So generell würde ich die Salmo Wobbler empfehlen: Hornet für Barsch und Forelle; Perch für Zander. Evtl. noch was stabiles für Hecht, ein Rapala X-Rap z.B. Und damit kommt man schon mal weit, und muss sich keine Sorgen machen, dass man evtl. mit dem falschen Köder unterwegs ist. Evtl. noch ein paar Spinner in verschiedener Größe, ein zwei Blinker oder Zikaden und fertig ist der Lack. Dann erstmal angeln und ein paar Fische fangen, bevor der große Kaufrausch einsetzt. Schnell wird man vom Angler zum Tacklesammler.


----------



## Schmallzi (15. März 2016)

*AW: Nach welchen "Kriterien" kauft ihr Wobbler und co?*



fischbär schrieb:


> ... Dann erstmal angeln und ein paar Fische fangen, bevor der große Kaufrausch einsetzt. Schnell wird man vom Angler zum Tacklesammler.




Sehr gut. Das unterstützt meine Meinung!


----------



## MisterMyjoergi (25. März 2016)

*AW: Nach welchen "Kriterien" kauft ihr Wobbler und co?*

Verarbeitung (objektiv zu beurteilen) und so albern es ist: Nach meinem subjektiven, optischen Geschmack. Auge kauft halt mit. Auf Tipps gebe ich nichts.


----------



## PirschHirsch (26. März 2016)

*AW: Nach welchen "Kriterien" kauft ihr Wobbler und co?*

Bei mir (Reihenfolge ohne Wertung):


Laufverhalten

Druckentwicklung (vor allem bei Cranks)

Benötigtes Lauftempo

Auftriebs-Intensität (bei schwimmenden Modellen)

Lauftiefe

Flugverhalten / Wurfperformance (für mich wichtig, da zu 99 % reiner Uferangler)

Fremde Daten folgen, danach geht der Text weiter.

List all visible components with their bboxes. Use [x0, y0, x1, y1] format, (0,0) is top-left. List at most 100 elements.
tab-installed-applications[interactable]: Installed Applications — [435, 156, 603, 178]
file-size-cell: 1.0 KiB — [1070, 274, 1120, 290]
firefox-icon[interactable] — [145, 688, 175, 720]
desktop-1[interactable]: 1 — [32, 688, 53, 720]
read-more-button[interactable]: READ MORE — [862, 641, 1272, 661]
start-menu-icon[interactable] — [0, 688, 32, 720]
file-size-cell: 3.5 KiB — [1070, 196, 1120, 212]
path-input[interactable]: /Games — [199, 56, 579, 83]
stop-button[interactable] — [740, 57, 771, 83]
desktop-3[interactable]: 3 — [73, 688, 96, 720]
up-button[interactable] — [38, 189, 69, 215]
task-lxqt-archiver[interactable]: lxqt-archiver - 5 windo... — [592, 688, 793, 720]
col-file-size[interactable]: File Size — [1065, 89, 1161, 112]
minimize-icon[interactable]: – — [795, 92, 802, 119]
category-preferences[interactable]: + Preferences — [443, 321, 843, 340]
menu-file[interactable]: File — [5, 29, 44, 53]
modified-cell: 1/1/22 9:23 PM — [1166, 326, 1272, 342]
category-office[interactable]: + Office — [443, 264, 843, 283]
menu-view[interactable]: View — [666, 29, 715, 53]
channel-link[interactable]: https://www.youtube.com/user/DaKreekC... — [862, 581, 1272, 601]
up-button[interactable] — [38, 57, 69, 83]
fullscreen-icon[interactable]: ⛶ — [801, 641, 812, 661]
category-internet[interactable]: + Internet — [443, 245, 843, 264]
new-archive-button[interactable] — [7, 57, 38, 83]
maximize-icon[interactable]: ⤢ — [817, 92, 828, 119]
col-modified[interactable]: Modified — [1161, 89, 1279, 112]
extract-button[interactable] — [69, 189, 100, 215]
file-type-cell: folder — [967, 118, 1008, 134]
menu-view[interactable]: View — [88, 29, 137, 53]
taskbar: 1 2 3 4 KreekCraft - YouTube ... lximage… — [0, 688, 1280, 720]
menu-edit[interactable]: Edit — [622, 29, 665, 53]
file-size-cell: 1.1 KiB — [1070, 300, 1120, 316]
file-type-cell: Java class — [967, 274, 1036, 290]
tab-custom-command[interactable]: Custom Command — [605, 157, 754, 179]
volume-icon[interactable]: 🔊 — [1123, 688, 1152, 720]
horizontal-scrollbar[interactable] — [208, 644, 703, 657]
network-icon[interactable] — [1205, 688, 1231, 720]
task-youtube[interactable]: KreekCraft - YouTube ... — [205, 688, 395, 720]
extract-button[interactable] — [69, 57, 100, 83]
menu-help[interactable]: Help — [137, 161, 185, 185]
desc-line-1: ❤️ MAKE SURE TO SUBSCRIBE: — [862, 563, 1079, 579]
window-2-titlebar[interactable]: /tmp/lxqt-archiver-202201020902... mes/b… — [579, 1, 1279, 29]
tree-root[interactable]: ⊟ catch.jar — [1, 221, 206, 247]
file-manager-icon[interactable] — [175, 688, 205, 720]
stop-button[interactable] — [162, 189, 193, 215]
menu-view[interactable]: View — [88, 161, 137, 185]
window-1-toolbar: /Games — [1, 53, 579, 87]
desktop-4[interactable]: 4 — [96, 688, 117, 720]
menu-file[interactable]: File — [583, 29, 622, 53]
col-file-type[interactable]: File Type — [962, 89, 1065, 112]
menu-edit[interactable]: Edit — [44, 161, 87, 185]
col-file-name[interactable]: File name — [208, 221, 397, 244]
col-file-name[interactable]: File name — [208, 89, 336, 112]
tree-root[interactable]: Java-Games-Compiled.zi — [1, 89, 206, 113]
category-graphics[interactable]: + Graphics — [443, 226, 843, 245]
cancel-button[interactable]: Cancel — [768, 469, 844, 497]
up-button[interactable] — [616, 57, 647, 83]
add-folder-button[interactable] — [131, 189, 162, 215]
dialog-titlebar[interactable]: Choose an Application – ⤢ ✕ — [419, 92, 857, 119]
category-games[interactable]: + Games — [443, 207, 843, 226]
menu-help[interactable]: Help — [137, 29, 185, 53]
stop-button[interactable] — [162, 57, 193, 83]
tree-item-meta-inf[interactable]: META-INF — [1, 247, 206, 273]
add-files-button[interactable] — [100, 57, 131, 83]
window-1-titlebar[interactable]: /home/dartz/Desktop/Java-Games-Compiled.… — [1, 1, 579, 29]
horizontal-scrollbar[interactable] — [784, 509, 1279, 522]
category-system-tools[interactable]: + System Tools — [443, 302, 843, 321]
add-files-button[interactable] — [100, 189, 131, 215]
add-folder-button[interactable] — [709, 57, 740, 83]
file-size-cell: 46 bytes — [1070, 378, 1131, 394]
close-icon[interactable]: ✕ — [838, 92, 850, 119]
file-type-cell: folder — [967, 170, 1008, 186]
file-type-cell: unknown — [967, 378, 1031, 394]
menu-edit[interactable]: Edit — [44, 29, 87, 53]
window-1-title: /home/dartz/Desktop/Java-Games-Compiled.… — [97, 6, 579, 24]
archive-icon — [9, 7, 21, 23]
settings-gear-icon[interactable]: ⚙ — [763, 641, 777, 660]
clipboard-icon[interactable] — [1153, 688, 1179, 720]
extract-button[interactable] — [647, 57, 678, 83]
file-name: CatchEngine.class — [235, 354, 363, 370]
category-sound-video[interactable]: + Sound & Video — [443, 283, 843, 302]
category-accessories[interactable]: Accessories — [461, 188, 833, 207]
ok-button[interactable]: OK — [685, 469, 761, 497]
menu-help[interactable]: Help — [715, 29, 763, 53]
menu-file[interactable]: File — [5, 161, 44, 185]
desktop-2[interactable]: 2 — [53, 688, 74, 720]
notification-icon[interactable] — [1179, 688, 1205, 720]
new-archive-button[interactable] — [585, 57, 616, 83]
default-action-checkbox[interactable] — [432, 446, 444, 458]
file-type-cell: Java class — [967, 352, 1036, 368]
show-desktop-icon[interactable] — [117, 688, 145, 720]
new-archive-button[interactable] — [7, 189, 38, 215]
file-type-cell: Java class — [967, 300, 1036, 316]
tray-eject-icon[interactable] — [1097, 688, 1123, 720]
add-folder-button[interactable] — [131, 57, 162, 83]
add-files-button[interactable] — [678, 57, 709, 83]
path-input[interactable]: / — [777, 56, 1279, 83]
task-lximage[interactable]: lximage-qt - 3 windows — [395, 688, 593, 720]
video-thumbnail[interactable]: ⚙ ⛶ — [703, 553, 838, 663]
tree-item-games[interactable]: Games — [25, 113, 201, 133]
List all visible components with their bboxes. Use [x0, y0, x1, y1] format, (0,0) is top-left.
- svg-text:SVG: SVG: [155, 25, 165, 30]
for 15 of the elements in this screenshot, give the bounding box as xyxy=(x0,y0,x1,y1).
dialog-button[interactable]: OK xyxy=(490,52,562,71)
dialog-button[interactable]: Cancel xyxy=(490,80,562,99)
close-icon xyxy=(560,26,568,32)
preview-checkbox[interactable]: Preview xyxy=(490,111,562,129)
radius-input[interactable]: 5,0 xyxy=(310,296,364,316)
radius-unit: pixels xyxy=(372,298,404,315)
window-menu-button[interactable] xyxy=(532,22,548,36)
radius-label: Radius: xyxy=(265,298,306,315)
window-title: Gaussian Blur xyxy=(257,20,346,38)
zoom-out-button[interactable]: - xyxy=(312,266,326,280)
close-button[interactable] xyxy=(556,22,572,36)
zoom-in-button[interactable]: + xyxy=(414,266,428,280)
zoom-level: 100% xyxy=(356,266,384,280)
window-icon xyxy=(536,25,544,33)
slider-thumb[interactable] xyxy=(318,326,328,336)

Gewicht (um ausreichende Wurfweite mit der jeweiligen Rute zu erreichen)

Möglichst keine Rasseln, es sei denn für spezielle Anwendungen

Für gezielte Hochlast-Anwendungen: Durchgängige Drahtachsen


--> das alles natürlich abgestimmt auf das jeweilige Gewässer. So habe ich aufgrund der recht geringen Wassertiefen und Verboot bei mir vergleichsweise mehr Hardbaits mit einer Lauftiefe von max. 3,5 m

--> extreme Tiefläufer bis etwa 10 m vergleichsweise deutlich weniger, da die bei mir nur "extern-ausflugsmäßig" (dort dann aber per Boot) und daher vergleichsweise viel seltener zum Einsatz kommen (können)

Farben pro Modell allgemein (falls so erhältlich): 

1x Weißfischdekor (evtl. noch mit Glitter), 1x dunkleres Naturdekor (z. B. Barsch), 1x Schocker (bei mir zumeist Firetiger)


----------



## Aalbubi (9. April 2016)

*AW: Nach welchen "Kriterien" kauft ihr Wobbler und co?*

Als erstes entscheidet das Auge bei mir. 
Ich habe keine Lust mit etwas zu angeln, in das ich kein Vertrauen setzen kann.

Dann kommt die Führungsmethode / Laufverhalten, die ich für einen Zielfisch, je nach Gewässer, anwenden/erreichen möchte.


Ich habe letztens 10 Iron Claw Doiyo Wobbler gekauft, weil jeder nur 2 Taler gekostet hat. (Schon auf die Form und angebliche Tauchtiefe geachtet) 
Wenn man mal ein Schnäppchen entdeckt hat, braucht man sich nicht scheren bei einigen Wobblern einen Fehlkauf gemacht zu haben. Ich habe mal 6 Spro Wobbler für je 2,5 Euro gekauft. 4 von diesen Wobblern sind der absolute Dreck. Jedoch habe ich mit einem bestimmt über 30 Hechte gefangen. 

Es passiert recht häufig, das man einen empfohlenen Köder für 10-15 Euro kauft und unterm strich gar nichts oder wenig damit fängt.

Man muss das passende für sein Gewässer finden (allzu oft selber) und schauen, wie man mit seinem Köder zurecht kommt (Führungsstil).


----------